The Direct to Video Connoisseur
I'm a huge fan of action, horror, sci-fi, and comedy, especially of the Direct to Video variety. In this blog I review some of my favorites and not so favorites, and encourage people to comment and add to the discussion. If you click on an image, it will take you to that post's image page, which includes many more pics from the film and other goodies I couldn't fit in the actual review. For announcements and updates, don't forget to Follow us on Twitter and Like our Facebook page. If you're the director, producer, distributor, etc. of a low-budget feature length film and you'd like to send me a copy to review, you can contact me at dtvconnoisseur[at]yahoo.com. I'd love to check out what you got.
Friday, March 23, 2012
The Wrecking Crew (2000)
Like Corrupt in the post before this, I figured with Albert Pyun's Urban Trilogy getting the axe from Watch Instantly, I might as well review the two I hadn't done yet. I was hesitant though, because, as I mentioned in the Corrupt post, half of each of these films was lost en route from Eastern Europe to LA, meaning what we got was the best Pyun could do to make lemonade out of lemons, and not films that are indicative of what Pyun usually gives us. But I think it's good to get the word out as to why these didn't come out so good, especially with so many people checking them out and vituperating against them on their own sites or imdb message boards, so that's why we're here now looking at these.
The Wrecking Crew is about a street gang led by Ice-T that's been hired by some high-level governmental authority whose job it is to take out other gangs in other cities. In this case they're in Detroit, and, after conning the three major gangs into meeting in a warehouse for a truce, Ice-T and his boys go in there to clean them out. Can the three leaders of the gangs squash their feuds and come together to defeat Ice-T?
Maybe not as bad as Urban Menace, but definitely was hit pretty hard by that missing footage too. We start with these distorted archive shots of Snoop from when he was Snoop Doggy Dogg. We assume he's some kind of important figure, but that's all we see of him. Then we get Ice-T cleaning up another gang in Chicago, while our Detroit gangs are having big rallies. From there, it devolves into Die Hard with gangs, based around three characters that aren't all that remarkable. I'd really be curious to know what this movie was supposed to be. How did Snoop Dogg figure in? Was there more Ice-T? Was it really only Die Hard with gangs? The thing is, if you see this on the shelf and think "Oh, Snoop and Ice-T, this should be good", and then you watch it and are totally disappointed, just know, what you got wasn't what you were supposed to get.
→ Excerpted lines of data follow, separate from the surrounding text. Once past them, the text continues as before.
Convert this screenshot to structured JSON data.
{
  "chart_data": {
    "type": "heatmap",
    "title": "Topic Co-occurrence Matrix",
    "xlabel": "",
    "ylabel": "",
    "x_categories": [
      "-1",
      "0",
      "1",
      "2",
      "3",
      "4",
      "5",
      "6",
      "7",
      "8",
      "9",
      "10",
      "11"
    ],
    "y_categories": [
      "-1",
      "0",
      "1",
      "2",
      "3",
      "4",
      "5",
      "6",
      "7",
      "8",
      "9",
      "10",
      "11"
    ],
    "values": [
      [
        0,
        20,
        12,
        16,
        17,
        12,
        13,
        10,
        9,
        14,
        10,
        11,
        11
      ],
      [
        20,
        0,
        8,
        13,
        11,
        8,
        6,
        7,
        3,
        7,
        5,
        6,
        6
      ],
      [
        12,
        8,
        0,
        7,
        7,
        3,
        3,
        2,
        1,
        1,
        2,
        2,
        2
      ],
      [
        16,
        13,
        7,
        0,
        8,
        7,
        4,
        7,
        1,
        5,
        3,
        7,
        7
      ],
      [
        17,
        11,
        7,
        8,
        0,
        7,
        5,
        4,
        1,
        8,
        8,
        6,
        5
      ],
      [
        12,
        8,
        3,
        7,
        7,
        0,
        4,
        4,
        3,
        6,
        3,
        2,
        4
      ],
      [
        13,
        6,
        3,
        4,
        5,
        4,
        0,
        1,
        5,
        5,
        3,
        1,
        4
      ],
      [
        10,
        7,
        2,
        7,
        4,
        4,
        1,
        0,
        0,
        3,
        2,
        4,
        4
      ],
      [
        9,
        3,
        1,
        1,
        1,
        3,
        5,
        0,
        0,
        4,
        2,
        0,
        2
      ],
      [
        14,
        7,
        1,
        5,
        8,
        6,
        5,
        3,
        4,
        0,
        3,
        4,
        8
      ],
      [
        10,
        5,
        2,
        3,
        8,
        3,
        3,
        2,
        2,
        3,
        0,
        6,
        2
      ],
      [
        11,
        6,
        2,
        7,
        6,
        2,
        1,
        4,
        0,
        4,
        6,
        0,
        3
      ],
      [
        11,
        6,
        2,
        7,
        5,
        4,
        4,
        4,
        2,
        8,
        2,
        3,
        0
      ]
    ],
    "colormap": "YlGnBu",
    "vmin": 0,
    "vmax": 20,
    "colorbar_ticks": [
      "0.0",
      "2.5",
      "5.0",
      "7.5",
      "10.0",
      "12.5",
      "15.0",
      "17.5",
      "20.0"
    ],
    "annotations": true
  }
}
I know some of my readers are not big Albert Pyun fans-- and many of them don't miss an opportunity in a comment box to tell me so-- so hearing me in these two posts trying to explain away some real duds probably has them thinking "Sure, I bet, and why were all the rest of his films crap?" I guess the first thing I would say is "what are you doing at the Direct to Video Connoisseur if you don't like Albert Pyun?", because Albert Pyun's approach to film making is the kind of thing we celebrate here. But the other thing is, you can't be all like "I can't stand big Hollywood", but then not be cognizant of the difficulties film makers face when they try to work outside of the major studios. For me, I like hearing these stories, and I think it's really cool that Pyun took the time to comment here and tell us what happened with these urban films. Unfortunately, part of that charm that we like in low-budget independent films, that they have to be innovative and make do with less, means that when shit happens and half the film is lost by Air France and they have to try and salvage something, you end up with this.
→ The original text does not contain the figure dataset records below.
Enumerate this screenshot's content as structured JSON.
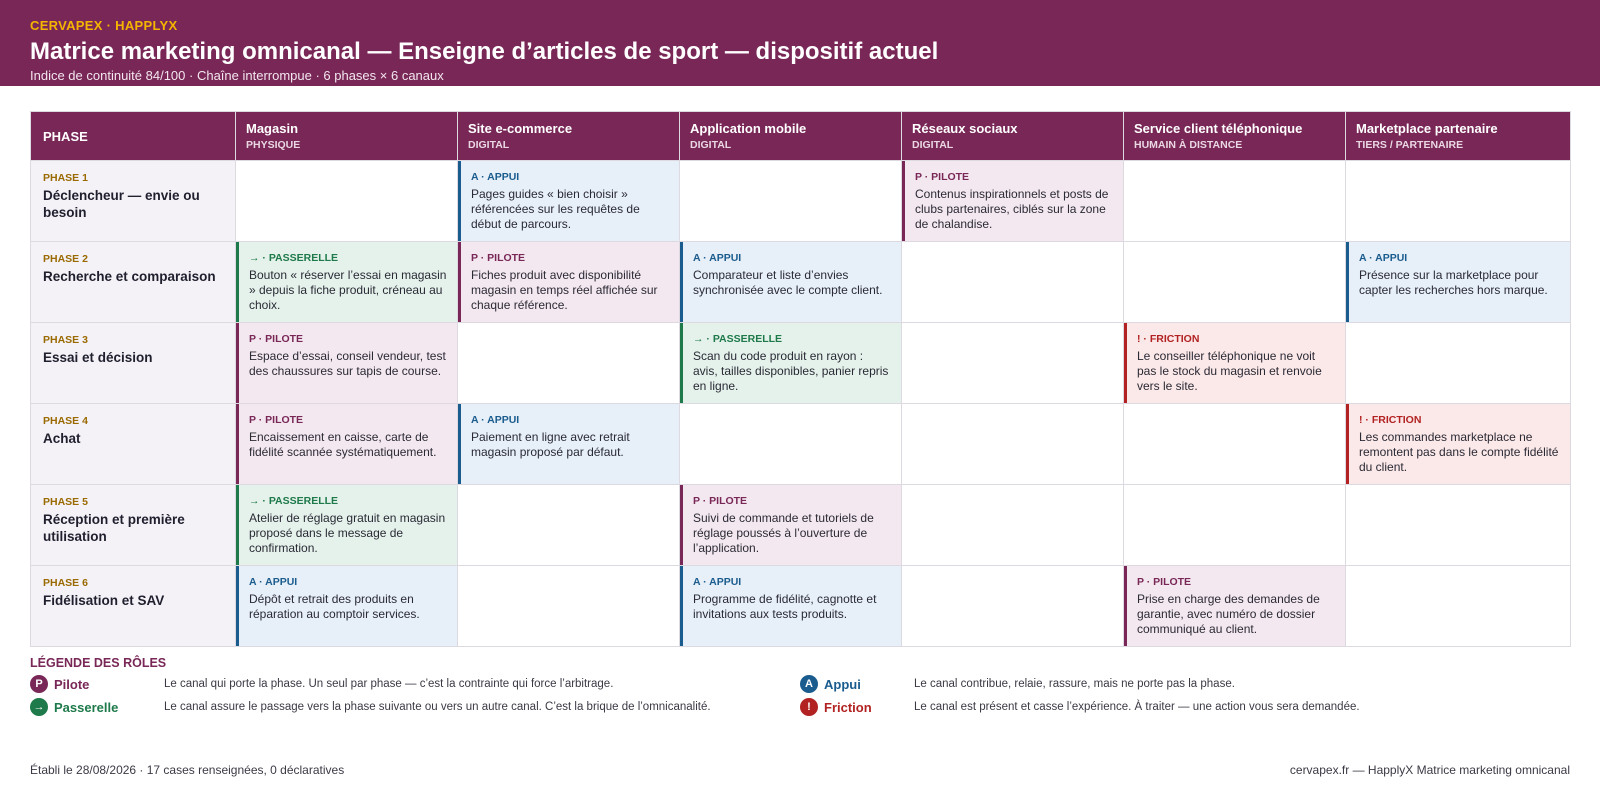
{
  "header": {
    "brand": "CERVAPEX · HAPPLYX",
    "title": "Matrice marketing omnicanal — Enseigne d’articles de sport — dispositif actuel",
    "subtitle": "Indice de continuité 84/100 · Chaîne interrompue · 6 phases × 6 canaux"
  },
  "colors": {
    "header_bg": "#782756",
    "brand_accent": "#f5b400",
    "pilote": "#782756",
    "appui": "#1a5c8e",
    "passerelle": "#1e7a4a",
    "friction": "#b22222"
  },
  "matrix": {
    "phase_header": "PHASE",
    "channels": [
      {
        "name": "Magasin",
        "type": "PHYSIQUE"
      },
      {
        "name": "Site e-commerce",
        "type": "DIGITAL"
      },
      {
        "name": "Application mobile",
        "type": "DIGITAL"
      },
      {
        "name": "Réseaux sociaux",
        "type": "DIGITAL"
      },
      {
        "name": "Service client téléphonique",
        "type": "HUMAIN À DISTANCE"
      },
      {
        "name": "Marketplace partenaire",
        "type": "TIERS / PARTENAIRE"
      }
    ],
    "phases": [
      {
        "num": "PHASE 1",
        "name": "Déclencheur — envie ou besoin",
        "cells": [
          null,
          {
            "role": "appui",
            "tag": "A · APPUI",
            "text": "Pages guides « bien choisir » référencées sur les requêtes de début de parcours."
          },
          null,
          {
            "role": "pilote",
            "tag": "P · PILOTE",
            "text": "Contenus inspirationnels et posts de clubs partenaires, ciblés sur la zone de chalandise."
          },
          null,
          null
        ]
      },
      {
        "num": "PHASE 2",
        "name": "Recherche et comparaison",
        "cells": [
          {
            "role": "passerelle",
            "tag": "→ · PASSERELLE",
            "text": "Bouton « réserver l’essai en magasin » depuis la fiche produit, créneau au choix."
          },
          {
            "role": "pilote",
            "tag": "P · PILOTE",
            "text": "Fiches produit avec disponibilité magasin en temps réel affichée sur chaque référence."
          },
          {
            "role": "appui",
            "tag": "A · APPUI",
            "text": "Comparateur et liste d’envies synchronisée avec le compte client."
          },
          null,
          null,
          {
            "role": "appui",
            "tag": "A · APPUI",
            "text": "Présence sur la marketplace pour capter les recherches hors marque."
          }
        ]
      },
      {
        "num": "PHASE 3",
        "name": "Essai et décision",
        "cells": [
          {
            "role": "pilote",
            "tag": "P · PILOTE",
            "text": "Espace d’essai, conseil vendeur, test des chaussures sur tapis de course."
          },
          null,
          {
            "role": "passerelle",
            "tag": "→ · PASSERELLE",
            "text": "Scan du code produit en rayon : avis, tailles disponibles, panier repris en ligne."
          },
          null,
          {
            "role": "friction",
            "tag": "! · FRICTION",
            "text": "Le conseiller téléphonique ne voit pas le stock du magasin et renvoie vers le site."
          },
          null
        ]
      },
      {
        "num": "PHASE 4",
        "name": "Achat",
        "cells": [
          {
            "role": "pilote",
            "tag": "P · PILOTE",
            "text": "Encaissement en caisse, carte de fidélité scannée systématiquement."
          },
          {
            "role": "appui",
            "tag": "A · APPUI",
            "text": "Paiement en ligne avec retrait magasin proposé par défaut."
          },
          null,
          null,
          null,
          {
            "role": "friction",
            "tag": "! · FRICTION",
            "text": "Les commandes marketplace ne remontent pas dans le compte fidélité du client."
          }
        ]
      },
      {
        "num": "PHASE 5",
        "name": "Réception et première utilisation",
        "cells": [
          {
            "role": "passerelle",
            "tag": "→ · PASSERELLE",
            "text": "Atelier de réglage gratuit en magasin proposé dans le message de confirmation."
          },
          null,
          {
            "role": "pilote",
            "tag": "P · PILOTE",
            "text": "Suivi de commande et tutoriels de réglage poussés à l’ouverture de l’application."
          },
          null,
          null,
          null
        ]
      },
      {
        "num": "PHASE 6",
        "name": "Fidélisation et SAV",
        "cells": [
          {
            "role": "appui",
            "tag": "A · APPUI",
            "text": "Dépôt et retrait des produits en réparation au comptoir services."
          },
          null,
          {
            "role": "appui",
            "tag": "A · APPUI",
            "text": "Programme de fidélité, cagnotte et invitations aux tests produits."
          },
          null,
          {
            "role": "pilote",
            "tag": "P · PILOTE",
            "text": "Prise en charge des demandes de garantie, avec numéro de dossier communiqué au client."
          },
          null
        ]
      }
    ]
  },
  "legend": {
    "title": "LÉGENDE DES RÔLES",
    "items": [
      {
        "role": "pilote",
        "glyph": "P",
        "name": "Pilote",
        "desc": "Le canal qui porte la phase. Un seul par phase — c’est la contrainte qui force l’arbitrage."
      },
      {
        "role": "passerelle",
        "glyph": "→",
        "name": "Passerelle",
        "desc": "Le canal assure le passage vers la phase suivante ou vers un autre canal. C’est la brique de l’omnicanalité."
      },
      {
        "role": "appui",
        "glyph": "A",
        "name": "Appui",
        "desc": "Le canal contribue, relaie, rassure, mais ne porte pas la phase."
      },
      {
        "role": "friction",
        "glyph": "!",
        "name": "Friction",
        "desc": "Le canal est présent et casse l’expérience. À traiter — une action vous sera demandée."
      }
    ]
  },
  "footer": {
    "left": "Établi le 28/08/2026 · 17 cases renseignées, 0 déclaratives",
    "right": "cervapex.fr — HapplyX Matrice marketing omnicanal"
  }
}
The Ice-T here is more of your run-of-the-mill Ice-T, the vintage mean-mugging over-enunciating Ice-T. Not the chilling baddie we got in Corrupt. I don't know why we get the guy from this more than we get the guy in Corrupt, but we do. Maybe it's him wanting to get out there and try new things. I don't know, he played a kangaroo man in Tank Girl, what more does he want? He also produced this movie, so I imagine he was as disappointed as Pyun was when half the film turned up missing-- I imagine everyone involved with the project was.
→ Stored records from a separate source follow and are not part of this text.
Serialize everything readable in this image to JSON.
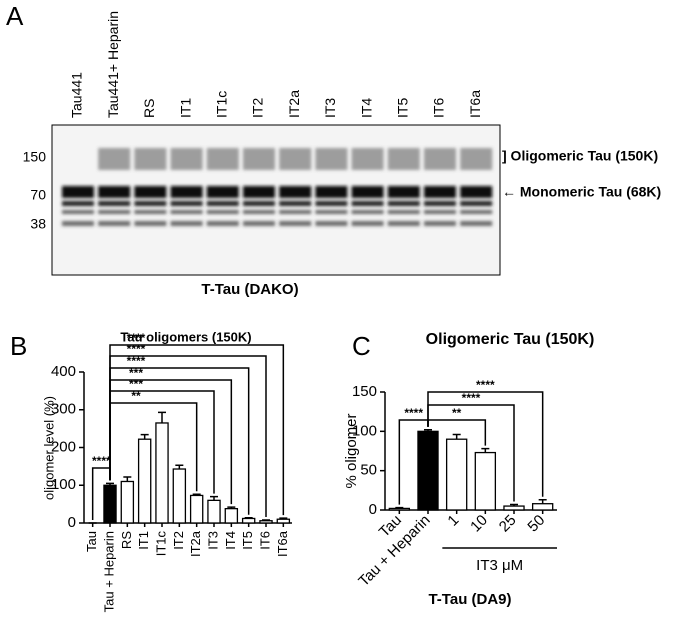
{
  "blot": {
    "panel": "A",
    "lanes": [
      "Tau441",
      "Tau441+ Heparin",
      "RS",
      "IT1",
      "IT1c",
      "IT2",
      "IT2a",
      "IT3",
      "IT4",
      "IT5",
      "IT6",
      "IT6a"
    ],
    "markers": [
      "150",
      "70",
      "38"
    ],
    "annotations": [
      "] Oligomeric Tau (150K)",
      "← Monomeric Tau (68K)"
    ],
    "caption": "T-Tau  (DAKO)"
  },
  "chart_data": [
    {
      "type": "bar",
      "panel": "B",
      "title": "Tau oligomers (150K)",
      "y_label": "oligomer level (%)",
      "categories": [
        "Tau",
        "Tau + Heparin",
        "RS",
        "IT1",
        "IT1c",
        "IT2",
        "IT2a",
        "IT3",
        "IT4",
        "IT5",
        "IT6",
        "IT6a"
      ],
      "values": [
        0,
        100,
        110,
        222,
        265,
        143,
        73,
        60,
        38,
        12,
        6,
        10
      ],
      "errors": [
        0,
        5,
        12,
        12,
        28,
        10,
        3,
        10,
        4,
        2,
        2,
        3
      ],
      "colors": [
        "#ffffff",
        "#000000",
        "#ffffff",
        "#ffffff",
        "#ffffff",
        "#ffffff",
        "#ffffff",
        "#ffffff",
        "#ffffff",
        "#ffffff",
        "#ffffff",
        "#ffffff"
      ],
      "ylim": [
        0,
        400
      ],
      "yticks": [
        0,
        100,
        200,
        300,
        400
      ],
      "annotations": [
        {
          "label": "****",
          "from": "Tau",
          "to": "Tau + Heparin"
        },
        {
          "label": "**",
          "from": "Tau + Heparin",
          "to": "IT2a"
        },
        {
          "label": "***",
          "from": "Tau + Heparin",
          "to": "IT3"
        },
        {
          "label": "***",
          "from": "Tau + Heparin",
          "to": "IT4"
        },
        {
          "label": "****",
          "from": "Tau + Heparin",
          "to": "IT5"
        },
        {
          "label": "****",
          "from": "Tau + Heparin",
          "to": "IT6"
        },
        {
          "label": "****",
          "from": "Tau + Heparin",
          "to": "IT6a"
        }
      ]
    },
    {
      "type": "bar",
      "panel": "C",
      "title": "Oligomeric Tau (150K)",
      "y_label": "% oligomer",
      "categories": [
        "Tau",
        "Tau + Heparin",
        "1",
        "10",
        "25",
        "50"
      ],
      "values": [
        2,
        100,
        90,
        73,
        5,
        8
      ],
      "errors": [
        1,
        2,
        6,
        5,
        2,
        5
      ],
      "colors": [
        "#ffffff",
        "#000000",
        "#ffffff",
        "#ffffff",
        "#ffffff",
        "#ffffff"
      ],
      "ylim": [
        0,
        150
      ],
      "yticks": [
        0,
        50,
        100,
        150
      ],
      "group_label": "IT3 μM",
      "caption": "T-Tau  (DA9)",
      "annotations": [
        {
          "label": "****",
          "from": "Tau",
          "to": "Tau + Heparin"
        },
        {
          "label": "**",
          "from": "Tau + Heparin",
          "to": "10"
        },
        {
          "label": "****",
          "from": "Tau + Heparin",
          "to": "25"
        },
        {
          "label": "****",
          "from": "Tau + Heparin",
          "to": "50"
        }
      ]
    }
  ]
}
It doesn't escape me that, while this was filmed in Eastern Europe, it took place in Detroit, which is probably where this would've been shot had it been made today-- which also would've meant that there would've been no need to ship it with Air France to LA. The majority of the action in this takes place in an abandoned warehouse. Well, they'd have their pick of abandoned warehouses in Detroit.
I'm skipping the Pyun Mainstay game for this post, because, like Corrupt, all we had outside of Ice-T was Vincent Klyn. Instead, I wanted to bring up something that caught my eye as a former wrestling fan. You can barely see it in that pic there, but that dude is giving the other guy the Camel Clutch. Remember that? When Sgt. Slaughter became an Iraqi in the early 90s? He'd get Hulk Hogan in the Camel Clutch, trying to make him tap out. Man, those were the days.
Other than the Camel Clutch, there isn't much going on here. If you haven't seen this before, and see it on the shelves, just know what you're getting yourself into-- an attempt to make lemonade out of lemons--; and if you have seen it and wanted to know why it was so bad, well, now you know. It's hard to make a movie come out the way you want if you've lost half of your footage.